Rüsen diz que na narrativa genética, o “tempo ganha o sentido de temporalidade.” Quando uma das alunas afirma que não podemos julgar a mãe culpada do analfabetismo da filha, mas também não é possível aceitar que se mantenha sempre esse ciclo, ela começa a raciocinar historicamente no sentido de compreender o passado. Mas esse entendimento do passado não é guiado apenas pelo presente, muito menos serve como parâmetro para a vida neste ou no futuro, mas cada ação, em cada tempo, deve ser julgada pelos circunstâncias próprias do contexto. Sendo assim, para ela, afirmar que uma mãe está errada se não permitir que a filha estude porque tem que ajudá-la nas tarefas de casa, não significa que todas as mulheres da família, vivendo em épocas mais remotas, fossem também motivo da mesma condenação. Os valores e as circunstâncias do presente, portanto, não podem determinar a maneira como vemos o passado, embora elementos de continuidade nos permitam pensar sobre como o passado e o presente possam ser relacionados.
 
 
Pensar historicamente passa por uma inevitável comparação entre o antes e o depois. Quando perguntei de que maneira podíamos perceber a passagem do tempo em “Vida Maria”, foram as mudanças que determinaram que o tempo não é estático, embora a vida de Maria José parecesse sempre a mesma, era na verdade a repetição das ações de várias Marias que alimentavam a ideia de uma continuidade. Sendo assim, o raciocínio histórico é reforçado constantemente por duas dimensões interacionadas: perceber as permanências e alteridades, e julgá-las conforme a compreensão narrativa. Ao dar cabo dessas duas operações, segundo Rüsen, tem-se um desafio adiante: produzir um sentido de orientação para a vida prática. Seria o tripé experiência, interpretação e orientação.

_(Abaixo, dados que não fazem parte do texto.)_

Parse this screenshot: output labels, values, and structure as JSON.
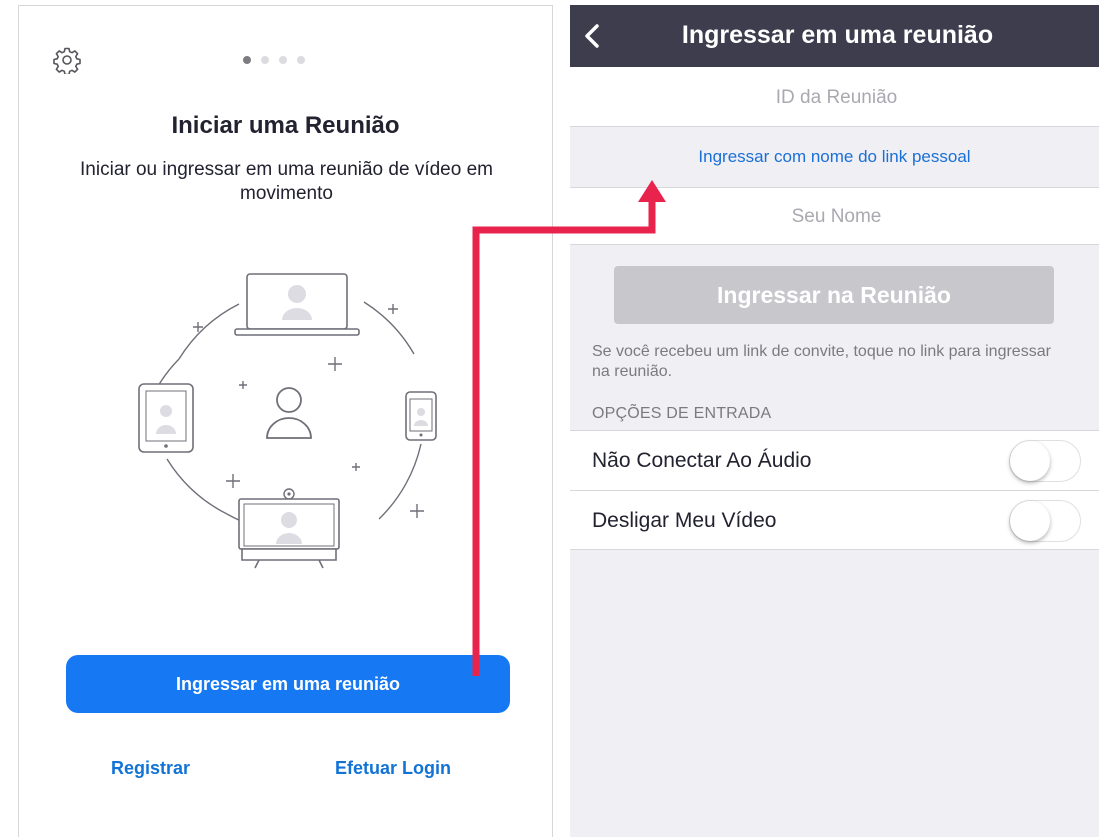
{
  "left": {
    "title": "Iniciar uma Reunião",
    "subtitle": "Iniciar ou ingressar em uma reunião de vídeo em movimento",
    "join_button": "Ingressar em uma reunião",
    "register_link": "Registrar",
    "login_link": "Efetuar Login",
    "page_indicator": {
      "count": 4,
      "active": 0
    },
    "icons": [
      "gear-icon",
      "laptop-icon",
      "tablet-icon",
      "phone-icon",
      "person-icon",
      "room-display-icon"
    ]
  },
  "right": {
    "nav_title": "Ingressar em uma reunião",
    "meeting_id_placeholder": "ID da Reunião",
    "personal_link": "Ingressar com nome do link pessoal",
    "name_placeholder": "Seu Nome",
    "join_button": "Ingressar na Reunião",
    "invite_hint": "Se você recebeu um link de convite, toque no link para ingressar na reunião.",
    "options_header": "OPÇÕES DE ENTRADA",
    "options": [
      {
        "label": "Não Conectar Ao Áudio",
        "enabled": false
      },
      {
        "label": "Desligar Meu Vídeo",
        "enabled": false
      }
    ]
  },
  "colors": {
    "primary_blue": "#1678f2",
    "link_blue": "#1a6fd6",
    "nav_bar": "#3d3d4e",
    "arrow": "#e8234c",
    "disabled_button": "#c8c8cc"
  }
}
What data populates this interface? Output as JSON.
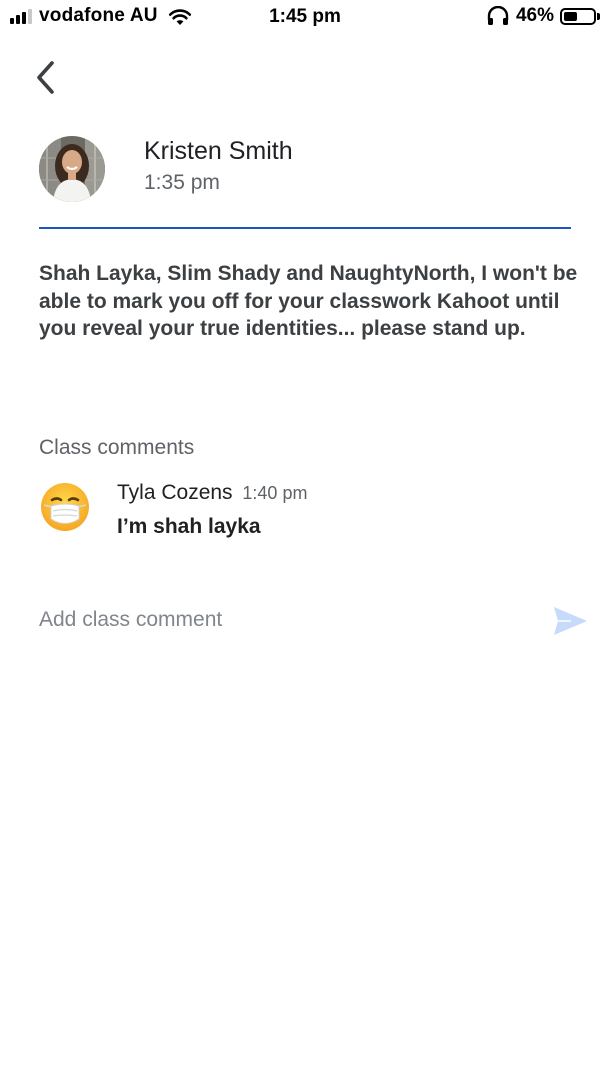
{
  "status_bar": {
    "carrier": "vodafone AU",
    "time": "1:45 pm",
    "battery_percent": "46%",
    "battery_level": 0.46,
    "signal_bars": 3
  },
  "post": {
    "author": "Kristen Smith",
    "time": "1:35 pm",
    "body": "Shah Layka, Slim Shady and NaughtyNorth, I won't be able to mark you off for your classwork Kahoot until you reveal your true identities... please stand up."
  },
  "comments": {
    "title": "Class comments",
    "items": [
      {
        "author": "Tyla Cozens",
        "time": "1:40 pm",
        "text": "I’m shah layka",
        "avatar_icon": "face-with-medical-mask-icon"
      }
    ]
  },
  "composer": {
    "placeholder": "Add class comment",
    "send_icon": "send-icon"
  },
  "colors": {
    "divider": "#1a57c4",
    "send_icon": "#c6dafc"
  }
}
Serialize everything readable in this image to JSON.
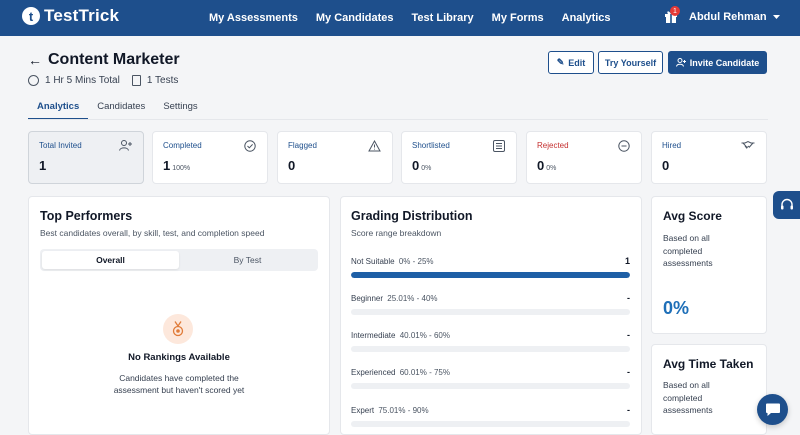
{
  "brand": {
    "name": "TestTrick",
    "mark": "t"
  },
  "nav": {
    "links": [
      "My Assessments",
      "My Candidates",
      "Test Library",
      "My Forms",
      "Analytics"
    ],
    "gift_badge": "1",
    "user_name": "Abdul Rehman"
  },
  "header": {
    "title": "Content Marketer",
    "duration": "1 Hr 5 Mins Total",
    "tests": "1 Tests",
    "edit_label": "Edit",
    "try_label": "Try Yourself",
    "invite_label": "Invite Candidate"
  },
  "tabs": [
    "Analytics",
    "Candidates",
    "Settings"
  ],
  "stats": [
    {
      "label": "Total Invited",
      "value": "1",
      "pct": "",
      "icon": "add-user-icon"
    },
    {
      "label": "Completed",
      "value": "1",
      "pct": "100%",
      "icon": "check-circle-icon"
    },
    {
      "label": "Flagged",
      "value": "0",
      "pct": "",
      "icon": "warning-icon"
    },
    {
      "label": "Shortlisted",
      "value": "0",
      "pct": "0%",
      "icon": "list-icon"
    },
    {
      "label": "Rejected",
      "value": "0",
      "pct": "0%",
      "icon": "minus-circle-icon"
    },
    {
      "label": "Hired",
      "value": "0",
      "pct": "",
      "icon": "handshake-icon"
    }
  ],
  "top_performers": {
    "title": "Top Performers",
    "subtitle": "Best candidates overall, by skill, test, and completion speed",
    "seg_overall": "Overall",
    "seg_bytest": "By Test",
    "empty_title": "No Rankings Available",
    "empty_text": "Candidates have completed the assessment but haven't scored yet"
  },
  "grading": {
    "title": "Grading Distribution",
    "subtitle": "Score range breakdown",
    "rows": [
      {
        "name": "Not Suitable",
        "range": "0% - 25%",
        "count": "1",
        "fill": 1.0
      },
      {
        "name": "Beginner",
        "range": "25.01% - 40%",
        "count": "-",
        "fill": 0
      },
      {
        "name": "Intermediate",
        "range": "40.01% - 60%",
        "count": "-",
        "fill": 0
      },
      {
        "name": "Experienced",
        "range": "60.01% - 75%",
        "count": "-",
        "fill": 0
      },
      {
        "name": "Expert",
        "range": "75.01% - 90%",
        "count": "-",
        "fill": 0
      }
    ]
  },
  "avg_score": {
    "title": "Avg Score",
    "text": "Based on all completed assessments",
    "value": "0%"
  },
  "avg_time": {
    "title": "Avg Time Taken",
    "text": "Based on all completed assessments"
  },
  "colors": {
    "brand": "#1e4f8c",
    "accent": "#1e6fb8",
    "danger": "#c53030"
  }
}
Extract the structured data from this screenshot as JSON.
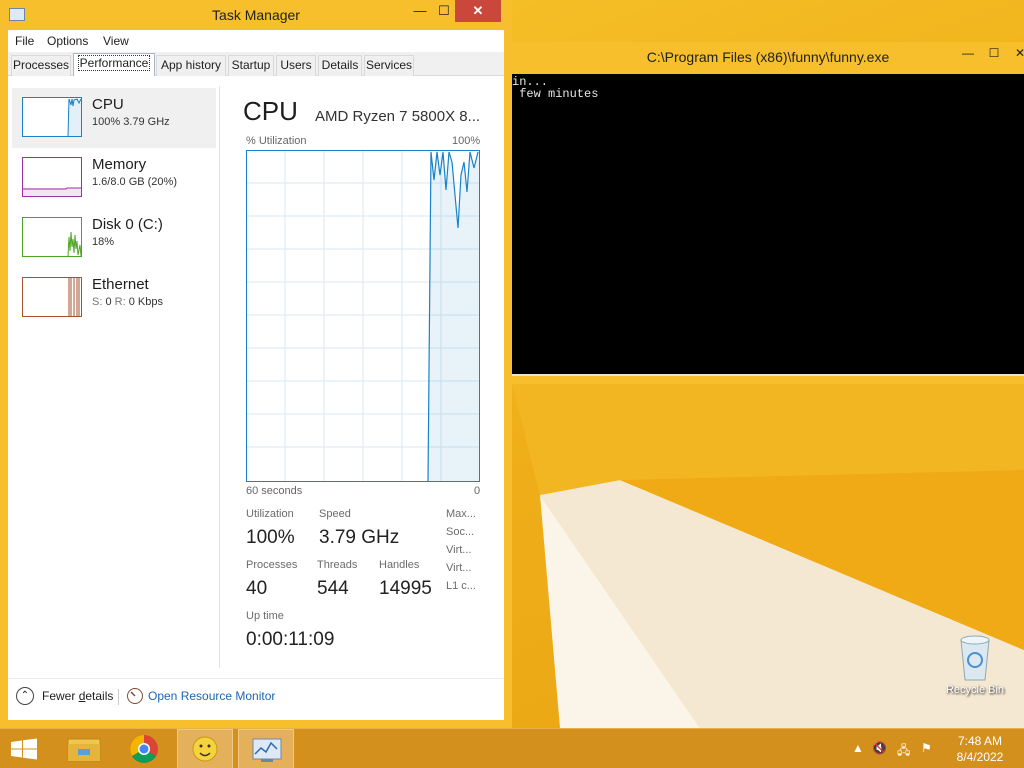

Ao final dessa experiência de investigação, pude perceber como o filme é um instrumento eficiente para estimular nos alunos uma reflexão sobre como se registra na narrativa as alteridades e permanência que vão nos ajudar justamente a perceber a passagem do tempo. A partir disso, podemos pensar estratégias para fomentar o raciocínio histórico, quando a partir dessa representação, possamos atribuir um sentido a essa relação entre passado, presente e futuro; e, por consequência, um sentido de orientação para nossa vida. Aproveitei a vivência dos alunos, que já sabia se aproximar da temática explorado no curta-metragem, como forma de facilitar essa investigação. Uma narrativa, portanto, que levasse em consideração seus saberes e experiências pessoais, bem como suas expectativas em relação ao futuro.

A aparência de repetição que era a vida das marias pode nos levar a pensar até que ponto a aprendizagem histórica não é também uma maneira de (ante)vermos nossa existência. A falta de um adequado letramento histórico pode nos condenar a repetir ciclos, incapazes de, pela ausência de uma atitude crítica, desvencilharmo-nos tanto do passado, que nos impõe a repetição de desigualdades, quanto por uma ideia de progresso, que em termos práticos, excluirá a maioria dos que nele acreditarem. Portanto, aprender História passa fundamentalmente por compreender quem foram as tantas Marias das quais somos filhos, mas sobretudo compreender de que forma dialogamos tanto com elas, como com as Marias do futuro. Experiência e expectativa.